“With other images, I wanted to show her in the craft – her own creative moment. I did that by creating a tighter frame. But I wouldn’t say I was stopping to consider different approaches a lot of the time. Sometimes I’ll snap a quick photo, and even if it’s blurry, I love it, because it’s true to what I saw and experienced. If I have an impact on a portrait, it’s mostly limited to creating an atmosphere where someone can just be. Then I’m separate to the moment, documenting it from the sidelines. If that happens, I’m fine with the results, however they look.”
Unconscious as it may be, as an image maker, Eli still has to shape images to some degree. He dials in settings – although often loosely – and releases the shutter when the urge comes. While high resolution and gleaming specifications are likely of little concern, through the process-driven aspects of the work, he finds value in his tools.
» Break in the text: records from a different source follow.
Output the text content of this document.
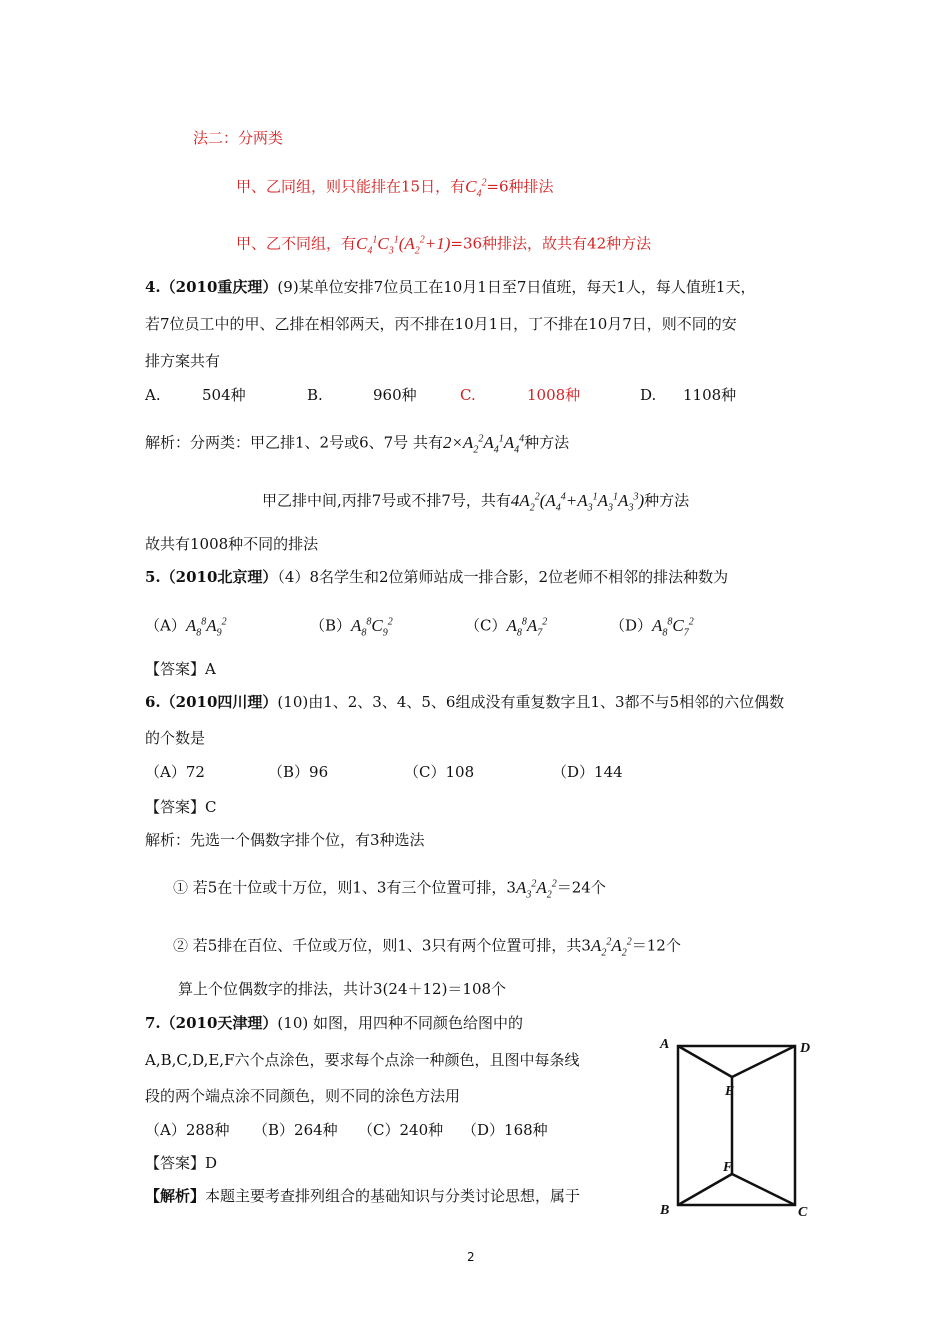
法二：分两类
甲、乙同组，则只能排在15日，有$C_4^2=6$种排法
甲、乙不同组，有$C_4^1C_3^1(A_2^2+1)=36$种排法，故共有42种方法
4.（2010重庆理）(9)某单位安排7位员工在10月1日至7日值班，每天1人，每人值班1天，
若7位员工中的甲、乙排在相邻两天，丙不排在10月1日，丁不排在10月7日，则不同的安
排方案共有
A.	504种	B.	960种	C.	1008种	D. 1108种
解析：分两类：甲乙排1、2号或6、7号 共有$2\times A_2^2A_4^1A_4^4$种方法
甲乙排中间,丙排7号或不排7号，共有$4A_2^2(A_4^4+A_3^1A_3^1A_3^3)$种方法
故共有1008种不同的排法
5.（2010北京理）（4）8名学生和2位第师站成一排合影，2位老师不相邻的排法种数为
$(A)A_8^8A_9^2$	$(B)A_8^8C_9^2$	$(C)A_8^8A_7^2$	$(D)A_8^8C_7^2$
【答案】A
6.（2010四川理）(10)由1、2、3、4、5、6组成没有重复数字且1、3都不与5相邻的六位偶数
的个数是
（A）72	（B）96	（C）108	（D）144
【答案】C
解析：先选一个偶数字排个位，有3种选法
① 若5在十位或十万位，则1、3有三个位置可排，$3A_3^2A_2^2=24$个
② 若5排在百位、千位或万位，则1、3只有两个位置可排，共$3A_2^2A_2^2=12$个
算上个位偶数字的排法，共计3(24＋12)＝108个
7.（2010天津理）(10) 如图，用四种不同颜色给图中的
A,B,C,D,E,F六个点涂色，要求每个点涂一种颜色，且图中每条线
段的两个端点涂不同颜色，则不同的涂色方法用
（A）288种 （B）264种 （C）240种 （D）168种
【答案】D
【解析】本题主要考查排列组合的基础知识与分类讨论思想，属于
A	D
E
F
B	C
2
“I had FUJIFILM X-T4 and XF16-55mmF2.8 R LM WR. I’d been using another mirrorless system beforehand, but this camera was great. It came out of nowhere for me. I love how analog it is. That helped me slow down and stay meditative. The Film Simulations also let me explore some real creative looks in-camera.”
Proud of the simplistic results, and grateful for the lessons, what’s next for Eli Yanez?
“A little bit of everything,” he says. “Right now, I’m working out how I can turn my photography, and broader platform, into a form of activism – that’s the end goal. I want to do something that matters, telling important stories, sharing perspectives that aren’t heard as much as they need to be. I don’t know what it will look like, but I do know I’ll find it, and I’m excited to see what form it takes.”